Latest revision as of 11:38, 4 February 2019

The extended mean value theorem (also called Cauchy's mean value theorem) is usually formulated as:

Let

[math]\displaystyle{ f, g: [a,b] \to \mathbb{R} }[/math]

be continuous functions that are differentiable on the open interval [math]\displaystyle{ (a,b) }[/math]. If [math]\displaystyle{ g'(x)\neq 0 }[/math] for all [math]\displaystyle{ x\in(a,b) }[/math], then there exists a value [math]\displaystyle{ \xi \in (a,b) }[/math] such that

[math]\displaystyle{ \frac{f'(\xi)}{g'(\xi)} = \frac{f(b)-f(a)}{g(b)-g(a)}. }[/math]

Remark: It seems to be easier to state the extended mean value theorem in the following form:

Let

[math]\displaystyle{ f, g: [a,b] \to \mathbb{R} }[/math]

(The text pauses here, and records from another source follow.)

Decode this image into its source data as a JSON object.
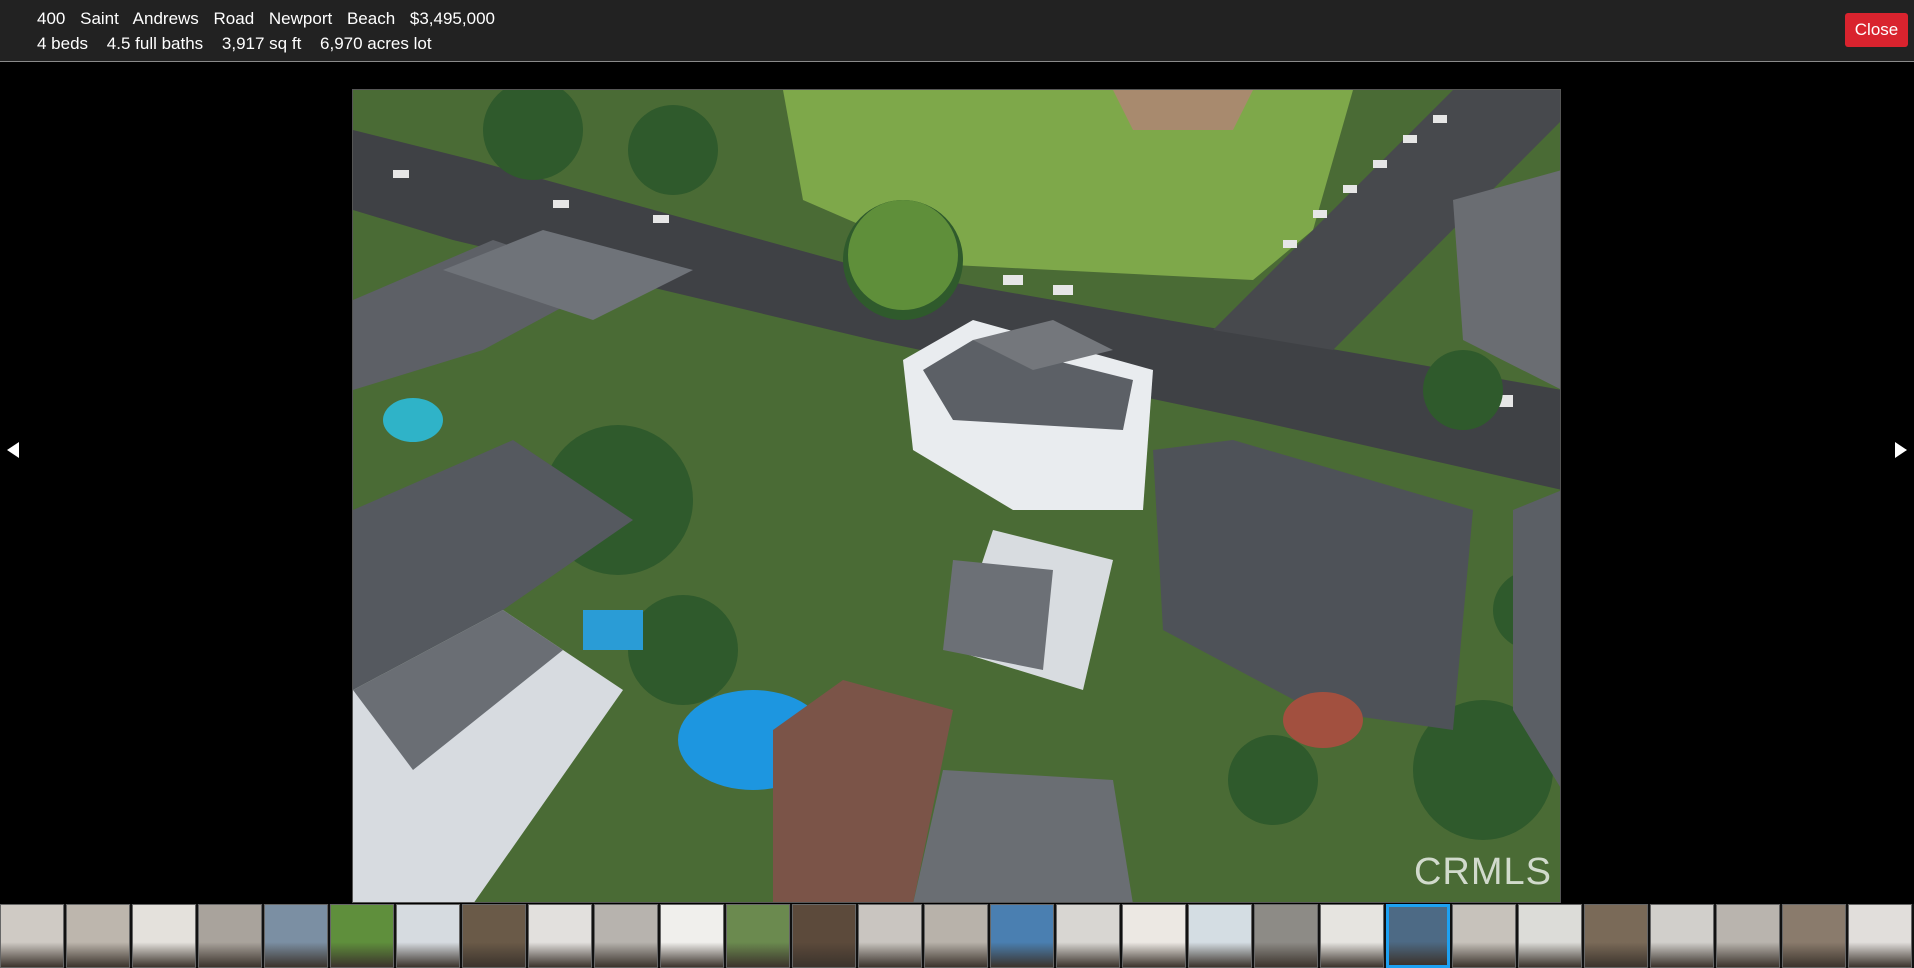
{
  "listing": {
    "address_parts": [
      "400",
      "Saint",
      "Andrews",
      "Road",
      "Newport",
      "Beach",
      "$3,495,000"
    ],
    "details": [
      "4 beds",
      "4.5 full baths",
      "3,917 sq ft",
      "6,970 acres lot"
    ]
  },
  "close_label": "Close",
  "photo": {
    "alt": "Aerial view of property",
    "watermark": "CRMLS"
  },
  "nav": {
    "prev_icon": "triangle-left-icon",
    "next_icon": "triangle-right-icon"
  },
  "thumbnails": {
    "count": 29,
    "active_index": 21,
    "colors": [
      "#cfcac4",
      "#bdb6ad",
      "#e4e1dc",
      "#a9a39c",
      "#7b8fa3",
      "#5f8f3c",
      "#d6dbe0",
      "#6a5a48",
      "#e2e0dd",
      "#b7b3ae",
      "#f0efec",
      "#6b8a4f",
      "#5c4a3b",
      "#c9c5c0",
      "#b8b2aa",
      "#4a7fb1",
      "#d8d6d2",
      "#ece8e3",
      "#d4dde3",
      "#8d8b86",
      "#e6e4e0",
      "#4d6a85",
      "#c7c2bb",
      "#dcdcd8",
      "#7a6a58",
      "#d1cfcb",
      "#b9b4ae",
      "#8a7b6c",
      "#e1dedb"
    ]
  }
}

be continuous functions that are differentiable on the open interval [math]\displaystyle{ (a,b) }[/math]. Then there exists a value [math]\displaystyle{ \xi \in (a,b) }[/math] such that

[math]\displaystyle{ f'(\xi)\cdot (g(b)-g(a)) = g'(\xi) \cdot (f(b)-f(a)). }[/math]

This second formulation avoids the need that [math]\displaystyle{ g'(x)\neq 0 }[/math] for all [math]\displaystyle{ x\in(a,b) }[/math] and is therefore much easier to handle numerically.

The proof is similar, just use the function

[math]\displaystyle{ h(x) = f(x)\cdot(g(b)-g(a)) - (g(x)-g(a))\cdot(f(b)-f(a)) }[/math]

and apply Rolle's theorem.

Visualization: The extended mean value theorem says that given the curve

[math]\displaystyle{ C: [a,b]\to\mathbb{R}, \quad t \mapsto (f(t), g(t)) }[/math]

with the above prerequisites for [math]\displaystyle{ f }[/math] and [math]\displaystyle{ g }[/math], there exists a [math]\displaystyle{ \xi }[/math] such that the tangent to the curve in the point [math]\displaystyle{ C(\xi) }[/math] is parallel to the secant through [math]\displaystyle{ C(a) }[/math] and [math]\displaystyle{ C(b) }[/math].


The underlying JavaScript code

var board = JXG.JSXGraph.initBoard('box', {boundingbox: [-5, 10, 7, -6], axis:true});
var p = [];

p[0] = board.create('point', [0, -2], {size:2, name: 'C(a)'});
p[1] = board.create('point', [-1.5, 5], {size:2, name: ''});
p[2] = board.create('point', [1, 4], {size:2, name: ''});
p[3] = board.create('point', [3, 3], {size:2, name: 'C(b)'});

// Curve
var fg = JXG.Math.Numerics.Neville(p);
var graph = board.create('curve', fg, {strokeWidth:3, strokeOpacity:0.5});

// Secant 
line = board.create('line', [p[0], p[3]], {strokeColor:'#ff0000', dash:1});

var df = JXG.Math.Numerics.D(fg[0]);
var dg = JXG.Math.Numerics.D(fg[1]);

// Usually, the extended mean value theorem is formulated as
// df(t) / dg(t) == (p[3].X() - p[0].X()) / (p[3].Y() - p[0].Y())
// We can avoid division by zero with the following formulation:
var quot = function(t) {
    return df(t) * (p[3].Y() - p[0].Y()) - dg(t) * (p[3].X() - p[0].X());
};

var r = board.create('glider', [
            function() { return fg[0](JXG.Math.Numerics.root(quot, (fg[3]() + fg[2]) * 0.5)); },
            function() { return fg[1](JXG.Math.Numerics.root(quot, (fg[3]() + fg[2]) * 0.5)); },
            graph], {name: 'C(&xi;)', size: 4, fixed:true, color: 'blue'});

board.create('tangent', [r], {strokeColor:'#ff0000'});